The State Department’s first-ever Special Representative to Muslim Communities, appointed by Hillary Clinton in 2009, is leaving her post, Secretary of State John Kerry announced today.
“Farah [Pandith]’s legacy is an extraordinary record of thoughtfulness, balance, and sheer guts and determination. Anyone who’s work with Farah will note her uncommon ability to bring people of different backgrounds together. I’ve seen that commitment firsthand in her pioneering work to reach out to countries with both Muslim majorities and minorities,” Kerry said.
“For Farah, this isn’t just a career. It’s her life’s passion. It’s in her DNA as a first-generation immigrant who achieved historic firsts for America, from changing the way our Embassies engage with Muslim communities in Europe to getting a Quran placed in the White House Library.”
Pandith, a Muslim born in Kashmir who worked on the National Security Council in the George W. Bush administration, is leaving to become a fellow at Harvard.

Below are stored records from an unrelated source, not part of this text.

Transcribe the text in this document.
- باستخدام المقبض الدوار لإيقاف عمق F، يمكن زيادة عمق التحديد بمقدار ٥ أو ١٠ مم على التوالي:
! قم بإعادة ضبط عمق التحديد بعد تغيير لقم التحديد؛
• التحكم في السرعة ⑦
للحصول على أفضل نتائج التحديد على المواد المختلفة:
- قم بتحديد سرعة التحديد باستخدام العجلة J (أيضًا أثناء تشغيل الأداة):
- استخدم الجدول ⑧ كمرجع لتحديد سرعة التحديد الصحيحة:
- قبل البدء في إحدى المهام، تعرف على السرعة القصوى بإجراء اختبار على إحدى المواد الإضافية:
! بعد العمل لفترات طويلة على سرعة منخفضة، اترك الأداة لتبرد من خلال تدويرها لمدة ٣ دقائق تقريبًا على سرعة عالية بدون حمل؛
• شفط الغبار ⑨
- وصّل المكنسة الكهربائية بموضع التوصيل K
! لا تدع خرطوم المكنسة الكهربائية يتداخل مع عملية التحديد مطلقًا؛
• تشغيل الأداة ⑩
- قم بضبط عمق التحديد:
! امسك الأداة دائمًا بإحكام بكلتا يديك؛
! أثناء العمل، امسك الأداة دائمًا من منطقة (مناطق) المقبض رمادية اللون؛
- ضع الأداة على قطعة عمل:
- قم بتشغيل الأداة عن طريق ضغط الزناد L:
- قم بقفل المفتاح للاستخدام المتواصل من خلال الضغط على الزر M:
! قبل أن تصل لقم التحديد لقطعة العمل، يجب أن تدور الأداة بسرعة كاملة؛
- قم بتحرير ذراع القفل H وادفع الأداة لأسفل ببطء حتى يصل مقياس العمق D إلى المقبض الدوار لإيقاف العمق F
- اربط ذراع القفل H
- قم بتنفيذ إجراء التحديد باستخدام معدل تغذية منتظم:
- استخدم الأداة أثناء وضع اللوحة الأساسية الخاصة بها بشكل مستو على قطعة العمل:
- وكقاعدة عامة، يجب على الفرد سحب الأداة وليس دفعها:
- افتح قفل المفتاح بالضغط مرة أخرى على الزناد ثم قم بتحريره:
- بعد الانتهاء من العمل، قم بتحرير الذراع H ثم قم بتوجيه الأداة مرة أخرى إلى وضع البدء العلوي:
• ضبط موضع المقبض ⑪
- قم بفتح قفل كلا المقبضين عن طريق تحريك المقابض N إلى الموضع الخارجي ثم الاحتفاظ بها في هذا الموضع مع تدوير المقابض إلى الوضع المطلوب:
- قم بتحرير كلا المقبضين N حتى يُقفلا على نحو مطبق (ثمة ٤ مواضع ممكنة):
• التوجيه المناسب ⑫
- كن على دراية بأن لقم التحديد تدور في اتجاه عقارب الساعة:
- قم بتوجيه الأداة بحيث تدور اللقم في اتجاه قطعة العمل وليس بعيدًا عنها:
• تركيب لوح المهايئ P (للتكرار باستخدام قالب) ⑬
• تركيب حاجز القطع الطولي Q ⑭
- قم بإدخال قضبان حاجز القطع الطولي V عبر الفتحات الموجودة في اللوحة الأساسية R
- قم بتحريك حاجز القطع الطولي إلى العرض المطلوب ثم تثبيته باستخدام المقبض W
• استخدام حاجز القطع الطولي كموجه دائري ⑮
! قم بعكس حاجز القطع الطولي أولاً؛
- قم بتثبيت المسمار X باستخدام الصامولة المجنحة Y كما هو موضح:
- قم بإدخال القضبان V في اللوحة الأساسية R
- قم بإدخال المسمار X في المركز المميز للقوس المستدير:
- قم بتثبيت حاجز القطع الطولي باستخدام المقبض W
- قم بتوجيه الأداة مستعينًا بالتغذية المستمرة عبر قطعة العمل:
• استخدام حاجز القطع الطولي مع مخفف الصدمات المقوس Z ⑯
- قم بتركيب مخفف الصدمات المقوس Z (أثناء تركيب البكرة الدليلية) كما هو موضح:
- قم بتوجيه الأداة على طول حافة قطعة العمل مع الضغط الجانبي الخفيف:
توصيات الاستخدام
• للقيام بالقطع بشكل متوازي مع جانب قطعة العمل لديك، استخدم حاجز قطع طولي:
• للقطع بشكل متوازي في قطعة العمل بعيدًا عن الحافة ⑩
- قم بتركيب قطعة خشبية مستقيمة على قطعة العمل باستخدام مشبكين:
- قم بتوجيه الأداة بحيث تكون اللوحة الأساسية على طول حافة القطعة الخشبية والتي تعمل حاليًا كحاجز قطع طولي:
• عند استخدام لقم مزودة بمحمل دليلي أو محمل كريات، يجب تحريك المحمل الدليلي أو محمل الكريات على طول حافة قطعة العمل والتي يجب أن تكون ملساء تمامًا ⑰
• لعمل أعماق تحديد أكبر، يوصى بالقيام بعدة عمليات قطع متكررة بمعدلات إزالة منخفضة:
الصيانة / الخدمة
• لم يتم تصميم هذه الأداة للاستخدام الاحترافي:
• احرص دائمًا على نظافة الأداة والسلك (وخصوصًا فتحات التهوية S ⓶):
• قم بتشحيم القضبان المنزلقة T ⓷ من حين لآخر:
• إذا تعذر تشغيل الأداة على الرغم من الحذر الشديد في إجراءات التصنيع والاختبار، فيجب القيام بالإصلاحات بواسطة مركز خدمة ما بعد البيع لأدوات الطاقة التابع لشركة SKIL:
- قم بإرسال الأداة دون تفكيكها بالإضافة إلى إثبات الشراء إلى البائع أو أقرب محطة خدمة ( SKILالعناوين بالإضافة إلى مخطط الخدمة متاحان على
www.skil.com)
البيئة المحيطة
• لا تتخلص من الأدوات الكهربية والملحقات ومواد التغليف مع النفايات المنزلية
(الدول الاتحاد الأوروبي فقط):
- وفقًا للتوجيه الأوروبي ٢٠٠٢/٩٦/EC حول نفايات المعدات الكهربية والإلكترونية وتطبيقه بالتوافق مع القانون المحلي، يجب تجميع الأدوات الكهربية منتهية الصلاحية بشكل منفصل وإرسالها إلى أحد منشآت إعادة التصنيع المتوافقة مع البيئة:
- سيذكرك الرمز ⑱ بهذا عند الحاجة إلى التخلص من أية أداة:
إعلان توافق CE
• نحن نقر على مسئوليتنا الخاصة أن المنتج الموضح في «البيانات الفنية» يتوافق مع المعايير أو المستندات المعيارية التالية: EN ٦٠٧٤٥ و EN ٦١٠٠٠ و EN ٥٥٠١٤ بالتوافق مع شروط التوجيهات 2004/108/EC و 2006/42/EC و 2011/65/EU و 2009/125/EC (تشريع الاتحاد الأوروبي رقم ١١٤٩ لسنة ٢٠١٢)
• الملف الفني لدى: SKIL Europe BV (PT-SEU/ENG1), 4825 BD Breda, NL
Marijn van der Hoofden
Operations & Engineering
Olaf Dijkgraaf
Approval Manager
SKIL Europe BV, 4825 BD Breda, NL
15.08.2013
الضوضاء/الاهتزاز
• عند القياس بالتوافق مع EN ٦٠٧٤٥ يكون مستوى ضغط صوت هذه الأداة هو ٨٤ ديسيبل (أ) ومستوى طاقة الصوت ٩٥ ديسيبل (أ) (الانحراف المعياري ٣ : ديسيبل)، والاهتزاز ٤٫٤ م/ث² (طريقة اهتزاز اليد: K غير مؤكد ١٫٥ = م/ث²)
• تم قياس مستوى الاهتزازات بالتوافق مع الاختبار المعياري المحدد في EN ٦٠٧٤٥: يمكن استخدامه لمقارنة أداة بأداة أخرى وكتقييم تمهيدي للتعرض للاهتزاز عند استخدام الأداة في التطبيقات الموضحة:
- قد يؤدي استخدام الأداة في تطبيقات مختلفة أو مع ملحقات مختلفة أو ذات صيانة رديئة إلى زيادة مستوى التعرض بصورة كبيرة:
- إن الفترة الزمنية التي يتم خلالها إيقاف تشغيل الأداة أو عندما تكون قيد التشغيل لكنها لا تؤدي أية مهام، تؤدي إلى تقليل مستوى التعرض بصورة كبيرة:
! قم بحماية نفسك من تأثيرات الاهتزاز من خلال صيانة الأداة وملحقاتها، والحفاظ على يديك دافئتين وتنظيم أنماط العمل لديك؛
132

“On so many issues, Farah Pandith has been a trailblazer and a visionary. She traveled to more than 80 countries and launched critically important youth programs, including Generation Change, Viral Peace, and the Hours Against Hate campaign,” Kerry continued.
“I am deeply grateful for Farah’s invaluable contributions as our Special Representative to Muslim Communities and wish her and her family well as she pursues an exciting new opportunity at Harvard University’s Institute of Politics. After Farah’s departure, her deputy, Adnan Kifayat, will serve as the acting Special Representative until a permanent replacement is named.”